Мария стала кормить эту тайну, быстро набиравшую вес. Наевшись, младенец уснул, а мать смотрела на звезды над головой, туда, где по поверьям, был Бог растворен. Элохим, Адонай, Иегова, Элори, Яхве… Младенец притихший – предназначенье ее. Ей так велели. И следят за его благополучием. Он особенный, значит. Иудей, правящий Римом – это Бог, правящий миром.
Мария посмотрела на сына. Ничего нет такого правящего и царственного в этом личике, едва различимом в свете луны. А Иосиф в этот момент суетился средь вьючных животных, давая им воду и корм.
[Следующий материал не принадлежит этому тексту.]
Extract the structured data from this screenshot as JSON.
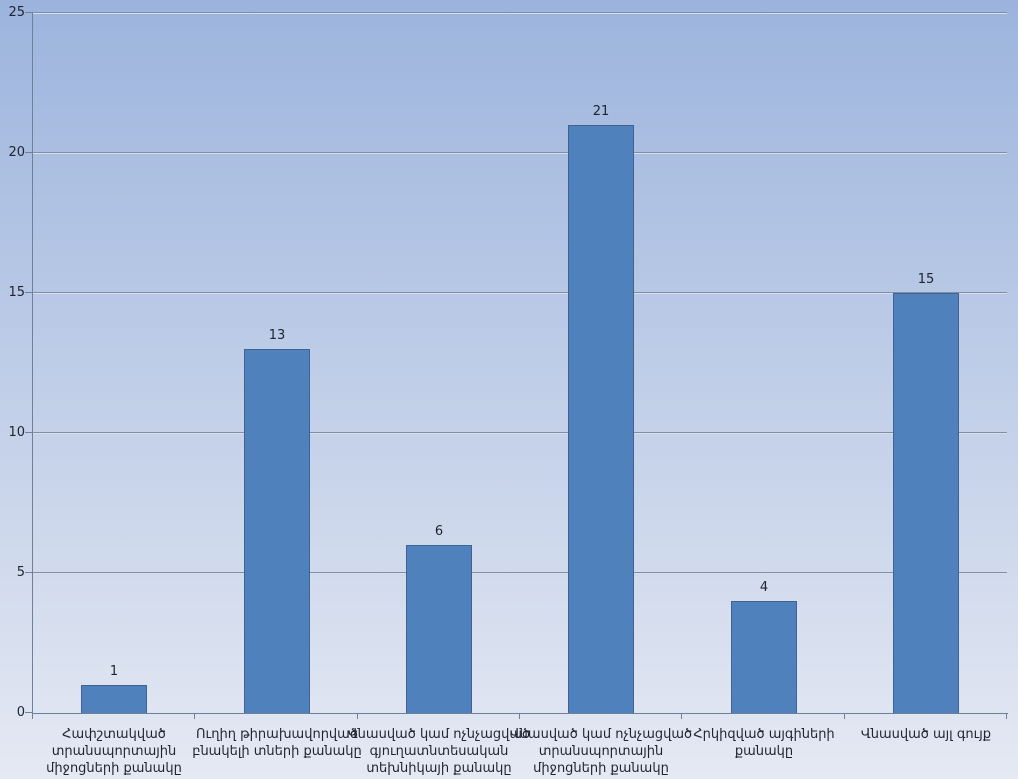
{
  "chart_data": {
    "type": "bar",
    "title": "",
    "xlabel": "",
    "ylabel": "",
    "categories": [
      "Հափշտակված տրանսպորտային միջոցների քանակը",
      "Ուղիղ թիրախավորված բնակելի տների քանակը",
      "Վնասված կամ ոչնչացված գյուղատնտեսական տեխնիկայի քանակը",
      "Վնասված կամ ոչնչացված տրանսպորտային միջոցների քանակը",
      "Հրկիզված այգիների քանակը",
      "Վնասված այլ գույք"
    ],
    "category_lines": [
      [
        "Հափշտակված",
        "տրանսպորտային",
        "միջոցների քանակը"
      ],
      [
        "Ուղիղ թիրախավորված",
        "բնակելի տների քանակը"
      ],
      [
        "Վնասված կամ ոչնչացված",
        "գյուղատնտեսական",
        "տեխնիկայի քանակը"
      ],
      [
        "Վնասված կամ ոչնչացված",
        "տրանսպորտային",
        "միջոցների քանակը"
      ],
      [
        "Հրկիզված այգիների",
        "քանակը"
      ],
      [
        "Վնասված այլ գույք"
      ]
    ],
    "values": [
      1,
      13,
      6,
      21,
      4,
      15
    ],
    "data_labels": [
      "1",
      "13",
      "6",
      "21",
      "4",
      "15"
    ],
    "ylim": [
      0,
      25
    ],
    "yticks": [
      0,
      5,
      10,
      15,
      20,
      25
    ],
    "grid": true,
    "legend_position": "none",
    "colors": {
      "bar_fill": "#4F81BD",
      "bar_border": "#406394",
      "gridline": "#808DA6",
      "gridline_highlight": "#D8E0EE",
      "axis": "#71809A",
      "text": "#1E2430",
      "background_top": "#9CB4DD",
      "background_bottom": "#E5E9F3"
    }
  }
}
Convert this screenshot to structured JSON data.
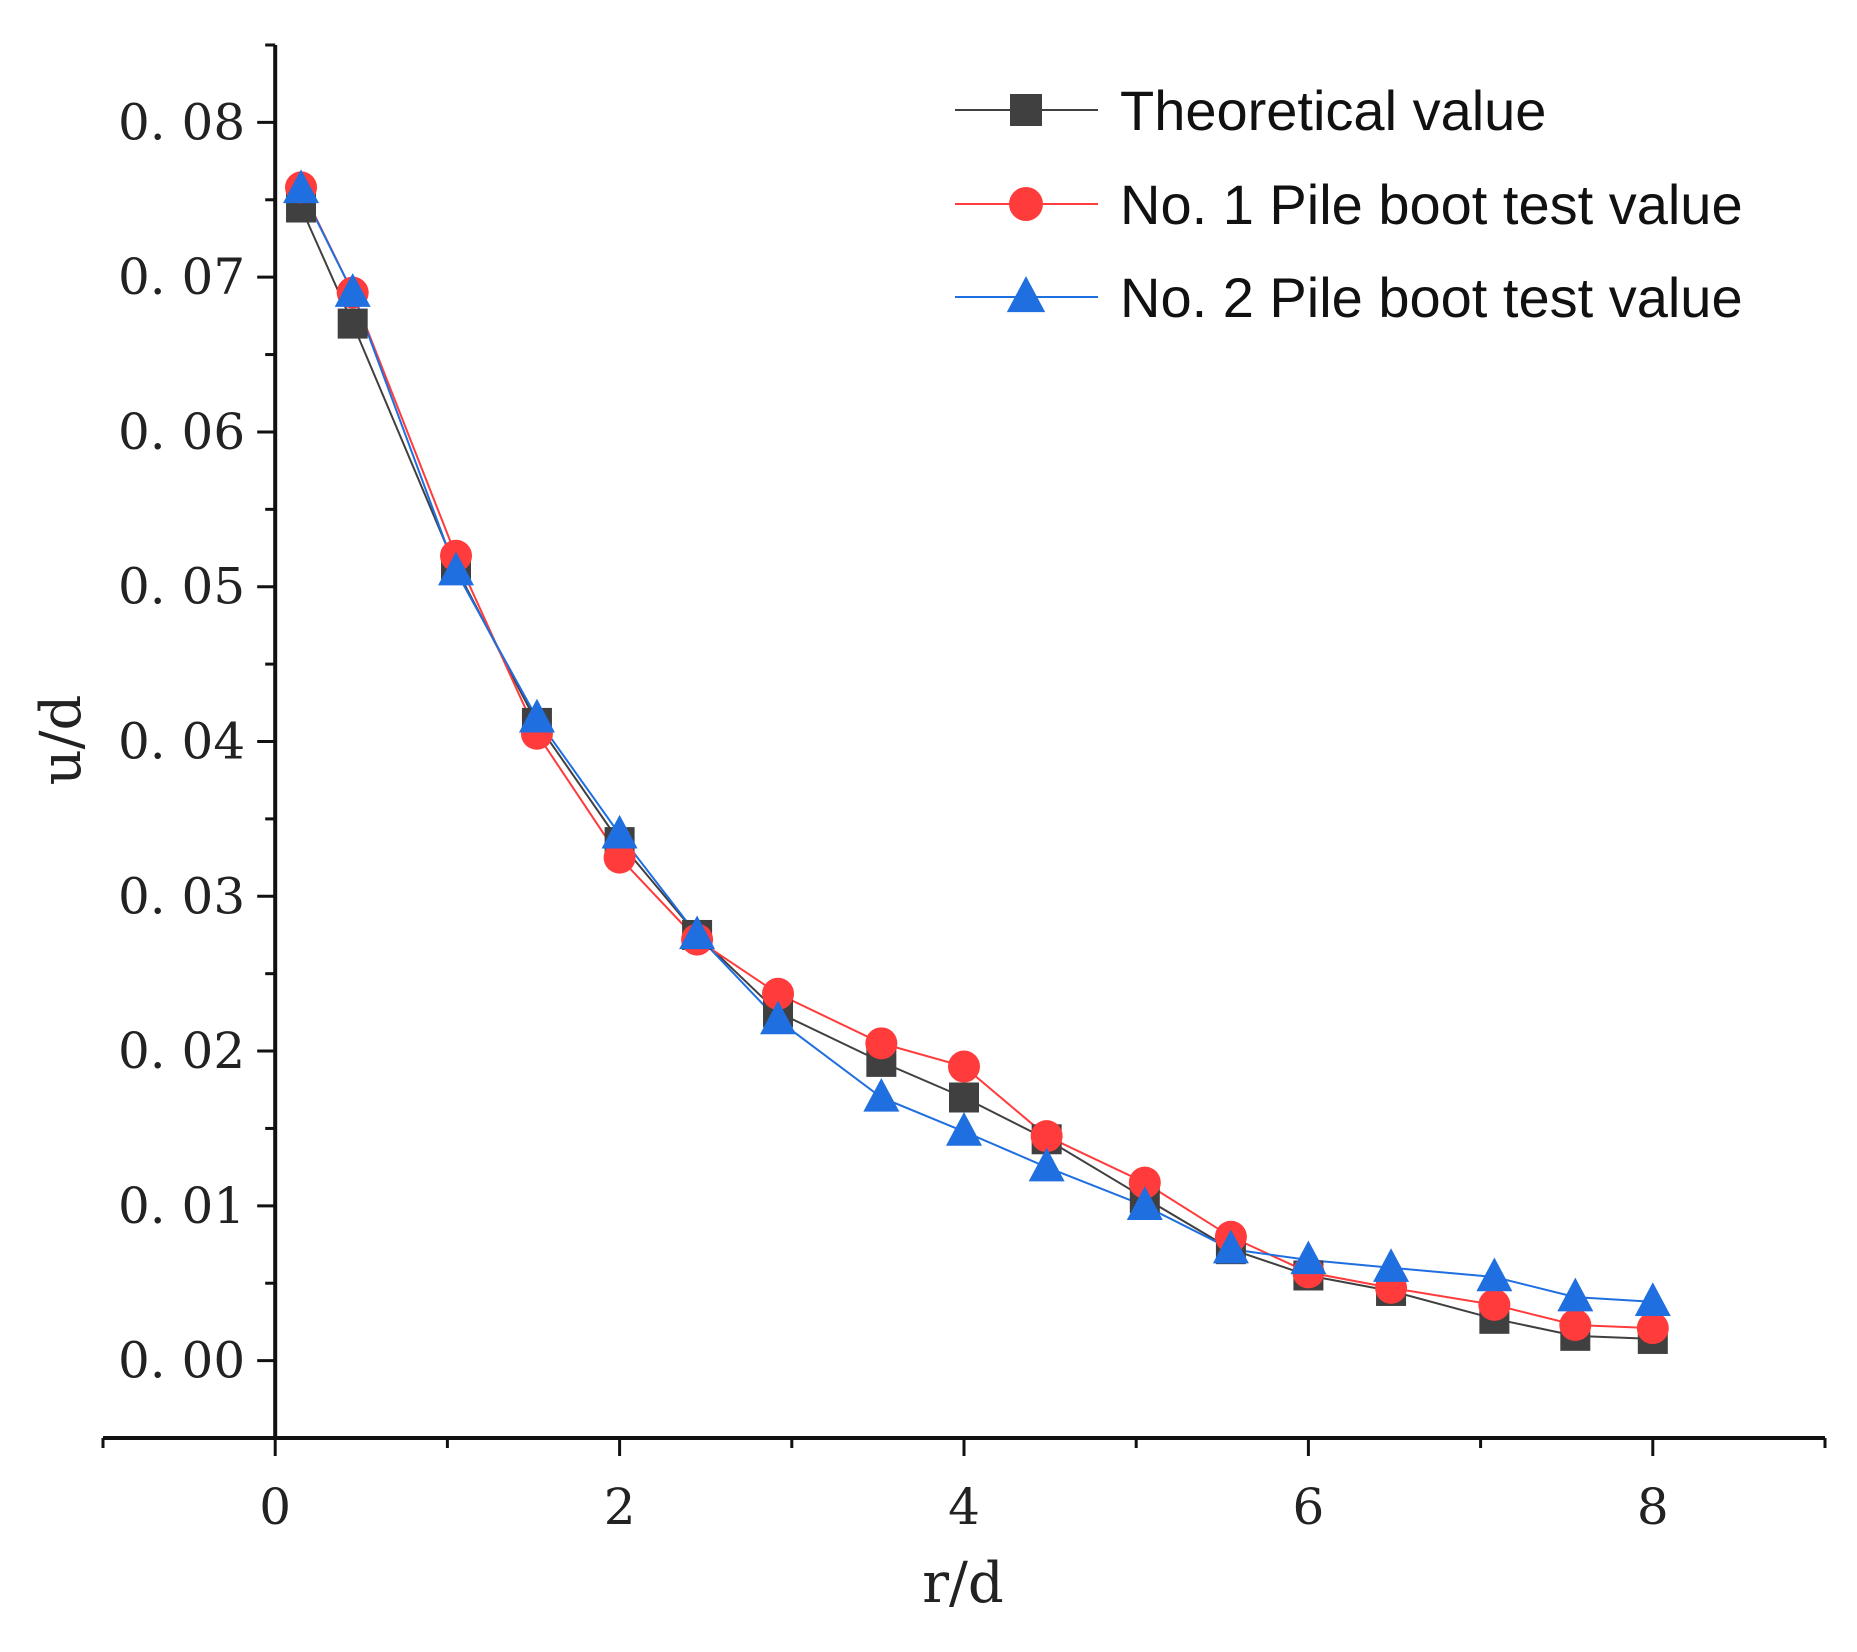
{
  "chart_data": {
    "type": "line",
    "xlabel": "r/d",
    "ylabel": "u/d",
    "xlim": [
      -1,
      9
    ],
    "ylim": [
      -0.005,
      0.085
    ],
    "xticks": [
      0,
      2,
      4,
      6,
      8
    ],
    "xtick_labels": [
      "0",
      "2",
      "4",
      "6",
      "8"
    ],
    "yticks": [
      0.0,
      0.01,
      0.02,
      0.03,
      0.04,
      0.05,
      0.06,
      0.07,
      0.08
    ],
    "ytick_labels": [
      "0. 00",
      "0. 01",
      "0. 02",
      "0. 03",
      "0. 04",
      "0. 05",
      "0. 06",
      "0. 07",
      "0. 08"
    ],
    "grid": false,
    "legend_position": "top-right",
    "series": [
      {
        "name": "Theoretical value",
        "marker": "square",
        "color": "#404040",
        "x": [
          0.15,
          0.45,
          1.05,
          1.52,
          2.0,
          2.45,
          2.92,
          3.52,
          4.0,
          4.48,
          5.05,
          5.55,
          6.0,
          6.48,
          7.08,
          7.55,
          8.0
        ],
        "y": [
          0.0745,
          0.067,
          0.0512,
          0.0412,
          0.0335,
          0.0275,
          0.0225,
          0.0193,
          0.017,
          0.0143,
          0.0105,
          0.0072,
          0.0055,
          0.0045,
          0.0027,
          0.0016,
          0.0014
        ]
      },
      {
        "name": "No. 1 Pile boot test value",
        "marker": "circle",
        "color": "#ff3b3b",
        "x": [
          0.15,
          0.45,
          1.05,
          1.52,
          2.0,
          2.45,
          2.92,
          3.52,
          4.0,
          4.48,
          5.05,
          5.55,
          6.0,
          6.48,
          7.08,
          7.55,
          8.0
        ],
        "y": [
          0.0758,
          0.069,
          0.052,
          0.0405,
          0.0325,
          0.0272,
          0.0237,
          0.0205,
          0.019,
          0.0145,
          0.0115,
          0.008,
          0.0057,
          0.0047,
          0.0036,
          0.0023,
          0.0021
        ]
      },
      {
        "name": "No. 2 Pile boot test value",
        "marker": "triangle",
        "color": "#1f6fe0",
        "x": [
          0.15,
          0.45,
          1.05,
          1.52,
          2.0,
          2.45,
          2.92,
          3.52,
          4.0,
          4.48,
          5.05,
          5.55,
          6.0,
          6.48,
          7.08,
          7.55,
          8.0
        ],
        "y": [
          0.0757,
          0.069,
          0.051,
          0.0415,
          0.034,
          0.0275,
          0.022,
          0.017,
          0.0148,
          0.0125,
          0.01,
          0.0072,
          0.0065,
          0.006,
          0.0054,
          0.0041,
          0.0038
        ]
      }
    ]
  }
}
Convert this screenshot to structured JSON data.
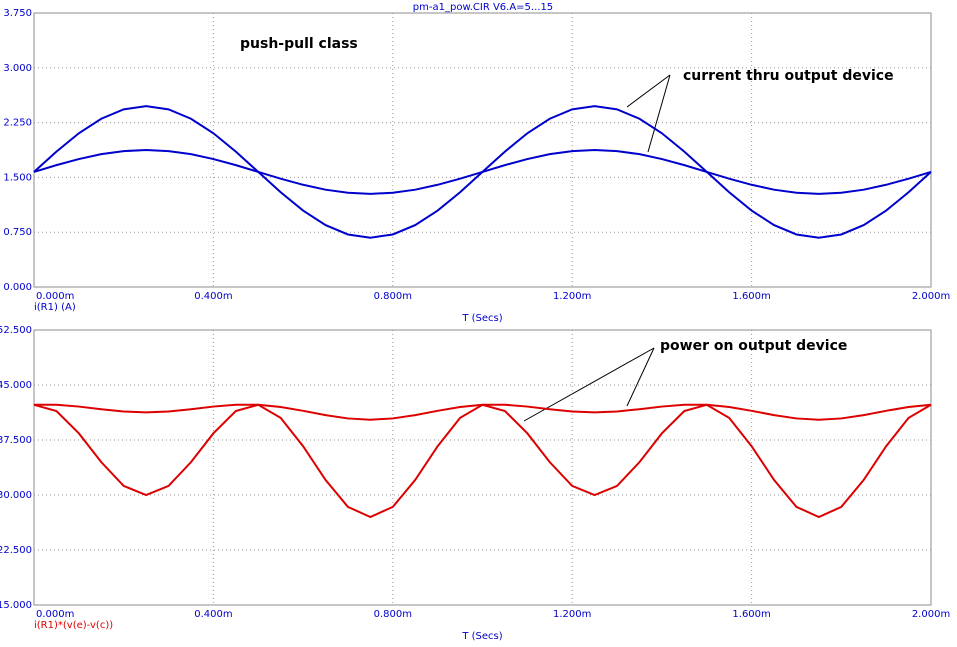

Аарон-египтянин, принявший под Бейт-Лехемом семью беглецов от Шимона, тщательно оберегал ее членов на всем их далеком пути и во здравии полном доставил в Александрию, в район, называемый Дельта. Их поселили при храме еврейском, построенном на чаяниях и слезах, на скорби с надеждами, на умении выжить в чужой неприютной среде. Издревле иудеи здесь проживали. Рабами и свободнорожденными. Но те и другие свято хранили веру свою и обычаи. При фараонах хранили, при римлянах тоже.
И как только позволило вечное время, свой храм возвели, да такой, что соперничать мог со столичным в ха-Эрец.
Гармоничное здание, искусно украшенное изнутри, потрясало великолепием и подтверждало завидную состоятельность, даже роскошь евреев Египта. В нем поместиться могли десятки тысяч молящихся прихожан, а старейшины, главы общины, могли восседать на семидесяти возвышениях. Царил здесь особый порядок, и соблюдались традиции. Сюда мог явиться любой из евреев со своею бедой или радостью, независимо от достатка его – и внимали ему и ему помогали. Даже во время всеобщих богослужений входили во храм на равных и приказчики, и купцы, и надсмотрщики, и пастухи. Даже очень больных, опустившихся, волю над разумом потерявших, впускали во храм помолиться, правда, в особое время, чтобы не заразить окружающих.